Lobar Pneumonia
"hospital acquired" and "community acquired " pneumonia.?
Community-acquired pneumonia.
The most common organisms are
Streptococcus pneumoniae (30%)
Hemophilus influenzae (10%)
Mycoplasma pneumoniae (10%)
Chlamydia pneumoniae (8%)
influenza virus (7%)
Legionella species (3%)
In up to 40% cases, no pathogen is identified
gram negative Enterobacteriaceae (3%)
Chlamydia psittaci (1%)
Moraxella catarrhalis (0.5%)
other pathogens (8-10%)
Host factors
Healthy adults have intact pulmonary clearance mechanisms that remove aspirated secretions.
Damaged clearance mechanisms
smoking
chronic bronchitis
asthma
viral respiratory infections
Systemic defects
malnourished persons
alcoholics
residents of nursing home
patients with heart disease
diabetes mellitus
liver disease
kidney disease
HIV infection.
Inability to mount an antibody response
lymphoma
myeloma
cancer
splenectomy
Pathogenesis of pneumococcal pneumonia
S. pneumoniae lives in the nasopharynx, and can be cultured in 5-10% healthy adults, 20-40% children. Nearly all infants are colonized at some point in the first two years of life. In epidemics involving a closed population, 5-10% of all persons carry the epidemic strain.
Aspiration of respiratory secretions containing pneumococci is generally followed by cough and epiglottic reflexes, mucociliary action and phagocytosis.
If these defenses are impaired, pneumococci multiply in alveoli.
If there is sufficient level of circulating antibody to the capsular polysaccharide, the infections is controlled. If not Serous edema fluid is poured out, which interferes with gas exchange and facilitates spread.
By the fourth day, neutrophils predominate and the alveoli consolidate.
This process usually affects a single lobe in the lung.
Bacteremia results from multiplication of the organisms.
Destruction of pneumococci occurs when anticapsular antibody is formed pneumococci are phagocytosed. Granulocytes are replaced by macrophages, and resolution of the lesion occurs.
Damage to the lung is uncommon, and recovery is associated with complete resolution of the pathologic changes.
The major virulence factor is the
pneumococcal capsule, which prevents phagocytosis by PMNs.
Antibody to the capsule confers immunity.
Pneumolysin is toxic to pulmonary cells and causes cell lysis.
Other factors include pneumococcal protein A (Psp A), adhesins, alpha protease, and neuraminidase.
Diagnosis
S. pneumoniae are gram positive diplococci which produce alpha hemolytic colonies on blood agar.
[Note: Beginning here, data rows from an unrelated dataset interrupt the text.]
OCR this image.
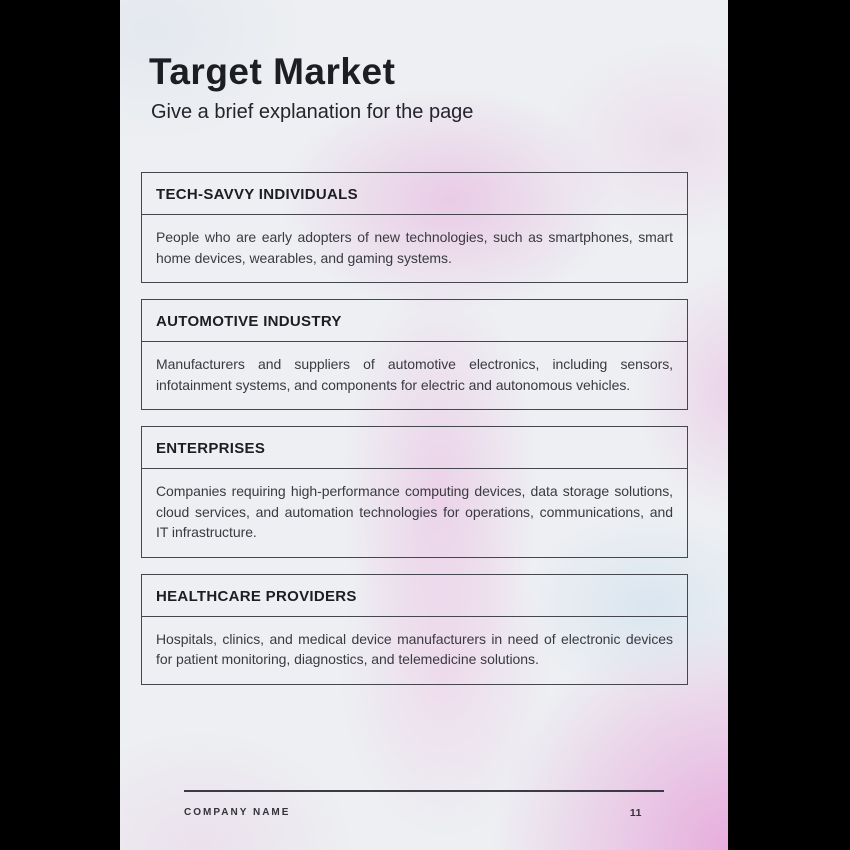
Target Market

Give a brief explanation for the page

TECH-SAVVY INDIVIDUALS

People who are early adopters of new technologies, such as smartphones, smart home devices, wearables, and gaming systems.

AUTOMOTIVE INDUSTRY

Manufacturers and suppliers of automotive electronics, including sensors, infotainment systems, and components for electric and autonomous vehicles.

ENTERPRISES

Companies requiring high-performance computing devices, data storage solutions, cloud services, and automation technologies for operations, communications, and IT infrastructure.

HEALTHCARE PROVIDERS

Hospitals, clinics, and medical device manufacturers in need of electronic devices for patient monitoring, diagnostics, and telemedicine solutions.

COMPANY NAME	11
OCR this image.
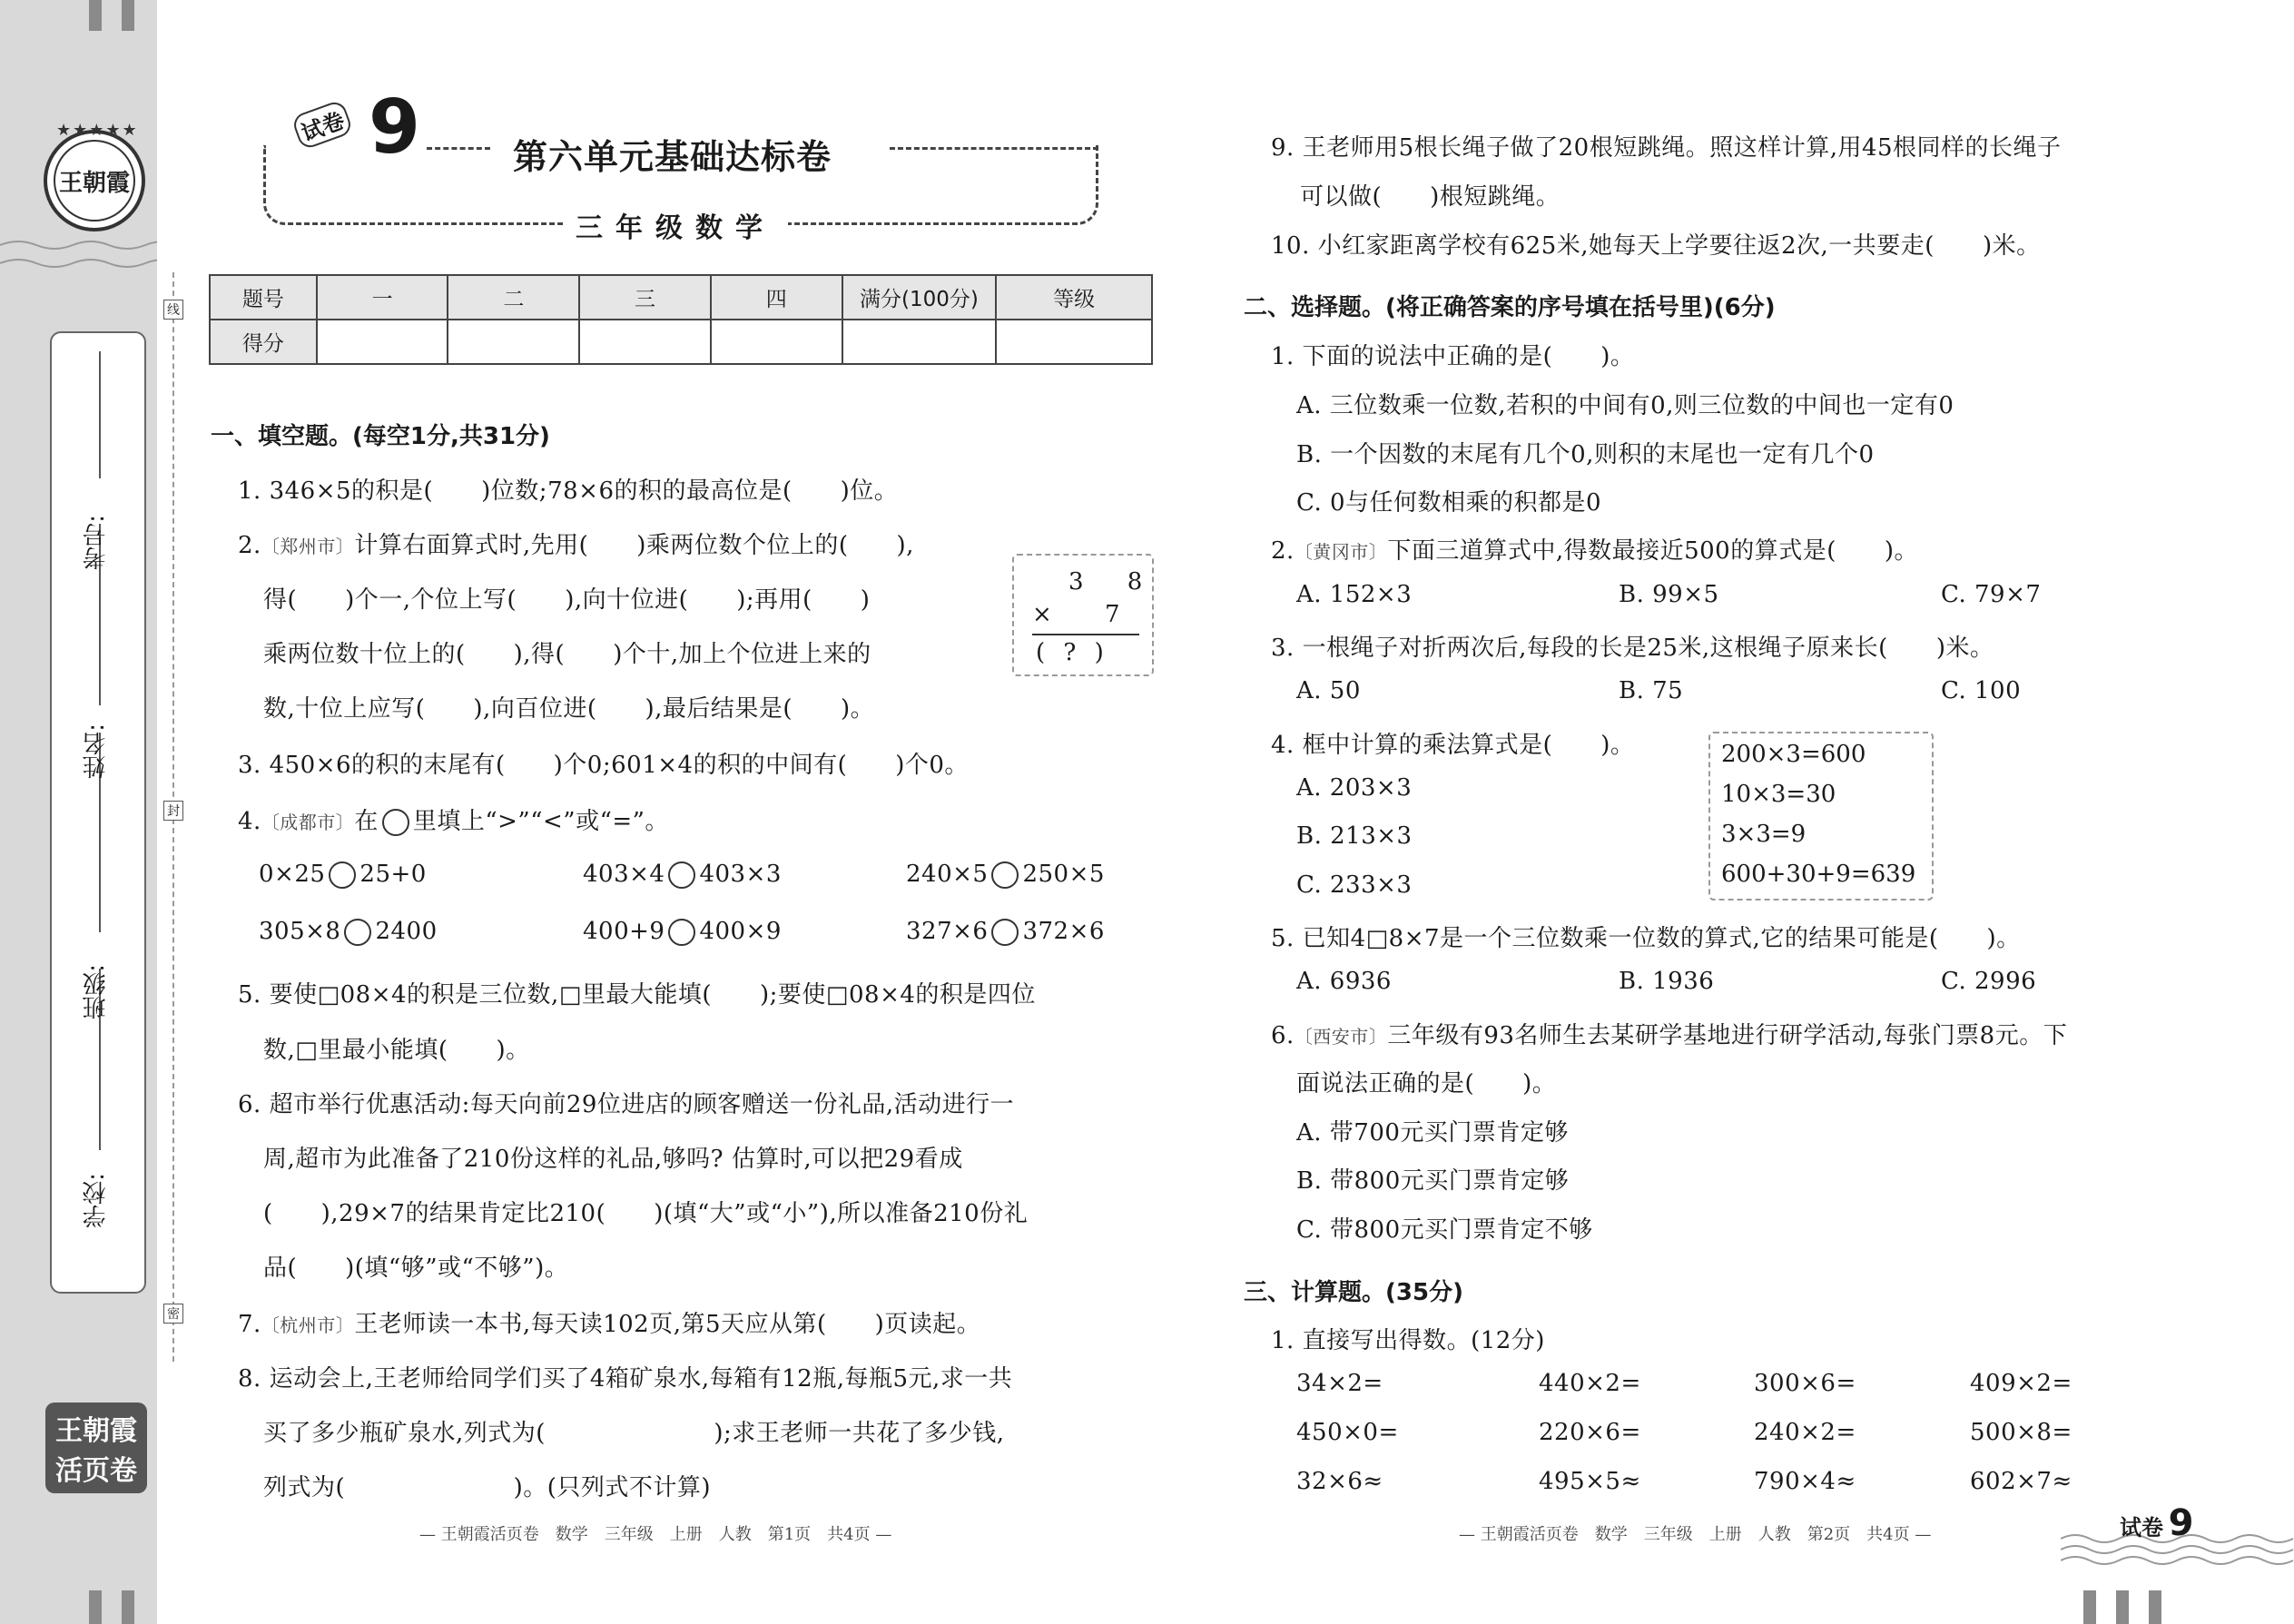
★★★★★
王朝霞
学校:
班级:
姓名:
考号:
王朝霞
活页卷
线
封
密
试卷 9	第六单元基础达标卷
三年级数学
题号	一	二	三	四	满分(100分)	等级
得分						
一、填空题。(每空1分,共31分)
1. 346×5的积是(　　)位数;78×6的积的最高位是(　　)位。
2.〔郑州市〕计算右面算式时,先用(　　)乘两位数个位上的(　　),
得(　　)个一,个位上写(　　),向十位进(　　);再用(　　)
乘两位数十位上的(　　),得(　　)个十,加上个位进上来的
数,十位上应写(　　),向百位进(　　),最后结果是(　　)。
3 8
× 7
( ? )
3. 450×6的积的末尾有(　　)个0;601×4的积的中间有(　　)个0。
4.〔成都市〕在 里填上“>”“<”或“=”。
0×25 25+0	403×4 403×3	240×5 250×5
305×8 2400	400+9 400×9	327×6 372×6
5. 要使□08×4的积是三位数,□里最大能填(　　);要使□08×4的积是四位
数,□里最小能填(　　)。
6. 超市举行优惠活动:每天向前29位进店的顾客赠送一份礼品,活动进行一
周,超市为此准备了210份这样的礼品,够吗? 估算时,可以把29看成
(　　),29×7的结果肯定比210(　　)(填“大”或“小”),所以准备210份礼
品(　　)(填“够”或“不够”)。
7.〔杭州市〕王老师读一本书,每天读102页,第5天应从第(　　)页读起。
8. 运动会上,王老师给同学们买了4箱矿泉水,每箱有12瓶,每瓶5元,求一共
买了多少瓶矿泉水,列式为(　　　　　　　);求王老师一共花了多少钱,
列式为(　　　　　　　)。(只列式不计算)
— 王朝霞活页卷　数学　三年级　上册　人教　第1页　共4页 —
9. 王老师用5根长绳子做了20根短跳绳。照这样计算,用45根同样的长绳子
可以做(　　)根短跳绳。
10. 小红家距离学校有625米,她每天上学要往返2次,一共要走(　　)米。
二、选择题。(将正确答案的序号填在括号里)(6分)
1. 下面的说法中正确的是(　　)。
A. 三位数乘一位数,若积的中间有0,则三位数的中间也一定有0
B. 一个因数的末尾有几个0,则积的末尾也一定有几个0
C. 0与任何数相乘的积都是0
2.〔黄冈市〕下面三道算式中,得数最接近500的算式是(　　)。
A. 152×3	B. 99×5	C. 79×7
3. 一根绳子对折两次后,每段的长是25米,这根绳子原来长(　　)米。
A. 50	B. 75	C. 100
4. 框中计算的乘法算式是(　　)。
A. 203×3
B. 213×3
C. 233×3
200×3=600
10×3=30
3×3=9
600+30+9=639
5. 已知4□8×7是一个三位数乘一位数的算式,它的结果可能是(　　)。
A. 6936	B. 1936	C. 2996
6.〔西安市〕三年级有93名师生去某研学基地进行研学活动,每张门票8元。下
面说法正确的是(　　)。
A. 带700元买门票肯定够
B. 带800元买门票肯定够
C. 带800元买门票肯定不够
三、计算题。(35分)
1. 直接写出得数。(12分)
34×2=	440×2=	300×6=	409×2=
450×0=	220×6=	240×2=	500×8=
32×6≈	495×5≈	790×4≈	602×7≈
— 王朝霞活页卷　数学　三年级　上册　人教　第2页　共4页 —	试卷 9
It is distinguished from viridans streptococcus by susceptibility to Optochin and by bile solubility.
Therapeutic strategy
Penicillin has been the standard drug to treat pneumonococcal pneumonia. Procaine penicillin G, amoxicillin, cefazolin, and erythromycin are effective.
Trimethoprim-sulfamethoxazole should be avoided as up to 20% isolated from day care centers are resistant.
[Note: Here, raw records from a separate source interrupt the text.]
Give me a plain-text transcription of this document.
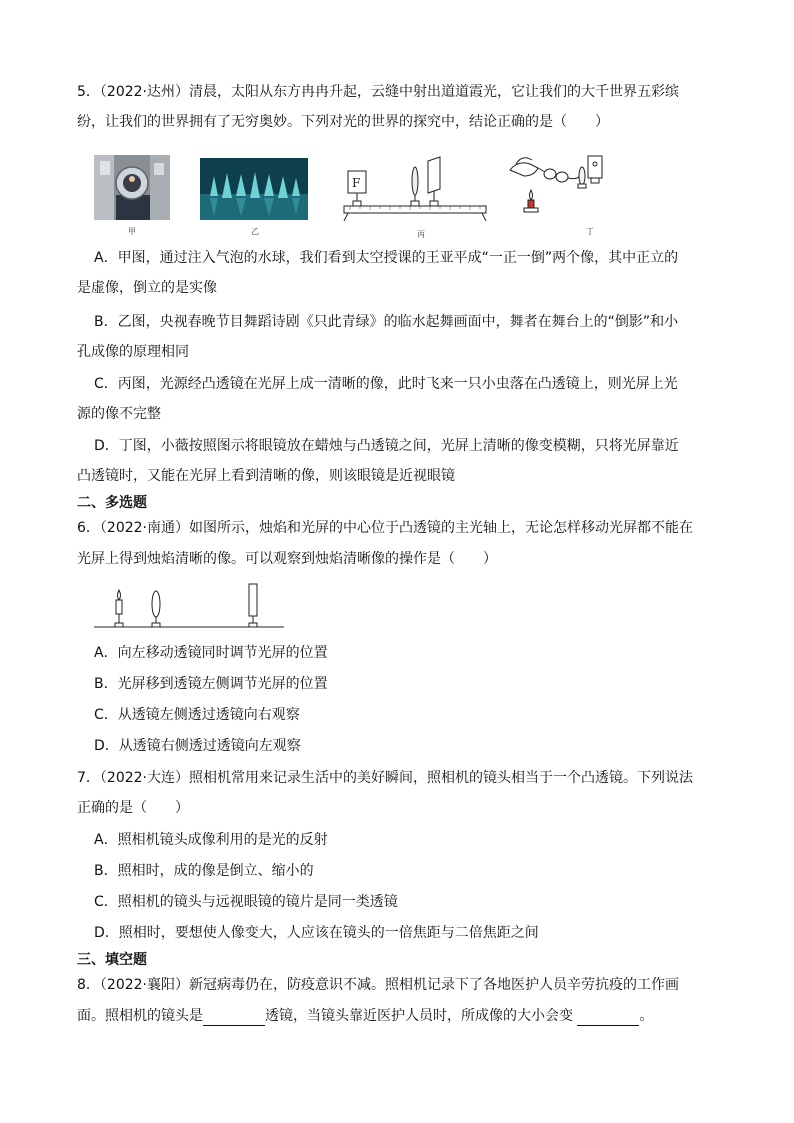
5．（2022·达州）清晨，太阳从东方冉冉升起，云缝中射出道道霞光，它让我们的大千世界五彩缤
纷，让我们的世界拥有了无穷奥妙。下列对光的世界的探究中，结论正确的是（　　）
甲	乙
F
丙	丁
A．甲图，通过注入气泡的水球，我们看到太空授课的王亚平成“一正一倒”两个像，其中正立的
是虚像，倒立的是实像
B．乙图，央视春晚节目舞蹈诗剧《只此青绿》的临水起舞画面中，舞者在舞台上的“倒影”和小
孔成像的原理相同
C．丙图，光源经凸透镜在光屏上成一清晰的像，此时飞来一只小虫落在凸透镜上，则光屏上光
源的像不完整
D．丁图，小薇按照图示将眼镜放在蜡烛与凸透镜之间，光屏上清晰的像变模糊，只将光屏靠近
凸透镜时，又能在光屏上看到清晰的像，则该眼镜是近视眼镜
二、多选题
6．（2022·南通）如图所示，烛焰和光屏的中心位于凸透镜的主光轴上，无论怎样移动光屏都不能在
光屏上得到烛焰清晰的像。可以观察到烛焰清晰像的操作是（　　）
A．向左移动透镜同时调节光屏的位置
B．光屏移到透镜左侧调节光屏的位置
C．从透镜左侧透过透镜向右观察
D．从透镜右侧透过透镜向左观察
7．（2022·大连）照相机常用来记录生活中的美好瞬间，照相机的镜头相当于一个凸透镜。下列说法
正确的是（　　）
A．照相机镜头成像利用的是光的反射
B．照相时，成的像是倒立、缩小的
C．照相机的镜头与远视眼镜的镜片是同一类透镜
D．照相时，要想使人像变大，人应该在镜头的一倍焦距与二倍焦距之间
三、填空题
8．（2022·襄阳）新冠病毒仍在，防疫意识不减。照相机记录下了各地医护人员辛劳抗疫的工作画
面。照相机的镜头是	透镜，当镜头靠近医护人员时，所成像的大小会变	。
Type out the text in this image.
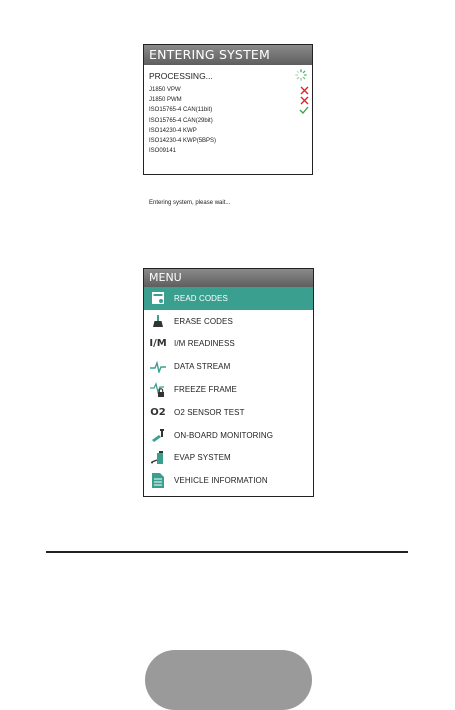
ENTERING SYSTEM
PROCESSING...
J1850 VPW
J1850 PWM
ISO15765-4 CAN(11bit)
ISO15765-4 CAN(29bit)
ISO14230-4 KWP
ISO14230-4 KWP(5BPS)
ISO09141
Entering system, please wait...
MENU
READ CODES
ERASE CODES
I/M I/M READINESS
DATA STREAM
FREEZE FRAME
O2 O2 SENSOR TEST
ON-BOARD MONITORING
EVAP SYSTEM
VEHICLE INFORMATION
In penicillin allergic patients, erythromycin is an alternative.
The emergence of penicillin resistant strains is of great concern . Where the incidence of resistance of high, Ceftriaxone or erythromycin are the agents of choice.
At LUMC, the incidence of resistance is approximately 20%.
The length of treatment will vary with the severity of illness and the presence of underlying disease.
Generally, 7-10 days of antibiotic should be sufficient.
Pneumococci are no longer detected in the sputum within several hours of the first dose of penicillin.
Dramatic symptomatic improvement in 24 hours
The lack of lung destruction and complete resolution of pathologic changes on recovery, coupled with the dramatic response to penicillin, allow for a relatively short duration of treatment.
Pneumococcal resistance to penicillin
Penicillin acts by binding to and blocking the action of cell membrane enzymes (PBPs) responsible for cell wall synthesis.
Alteration of penicillin binding proteins requires high concentrations of penicillin to saturate them, and leads to resistance.
Intermediate resistance to penicillin is defined as an MIC between 0.1 and 1 microgram. These isolates may be treated with ceftriaxone, erythromycin or increased doses of penicillin.
High-level resistance occurs when MIC is > 2 microgram. These isolates should be treated with vancomycin.
Complications of Pneumococcal pneumonia
Prevention
Pneumococcal vaccine containing capsular polysaccharide from the 23 serotypes that most commonly cause infection is available.
Vaccination is recommended for individuals with chronic pulmonary or cardiovascular disease, diabetes, alcoholism, cirrhosis, chronic renal insufficiency, CSF leak and everyone above the age of 65.
In addition, immunocompromised patients with lymphoma, Hodgkin's, myeloma, organ transplantation, splenic dysfunction and HIV infection should be vaccinated.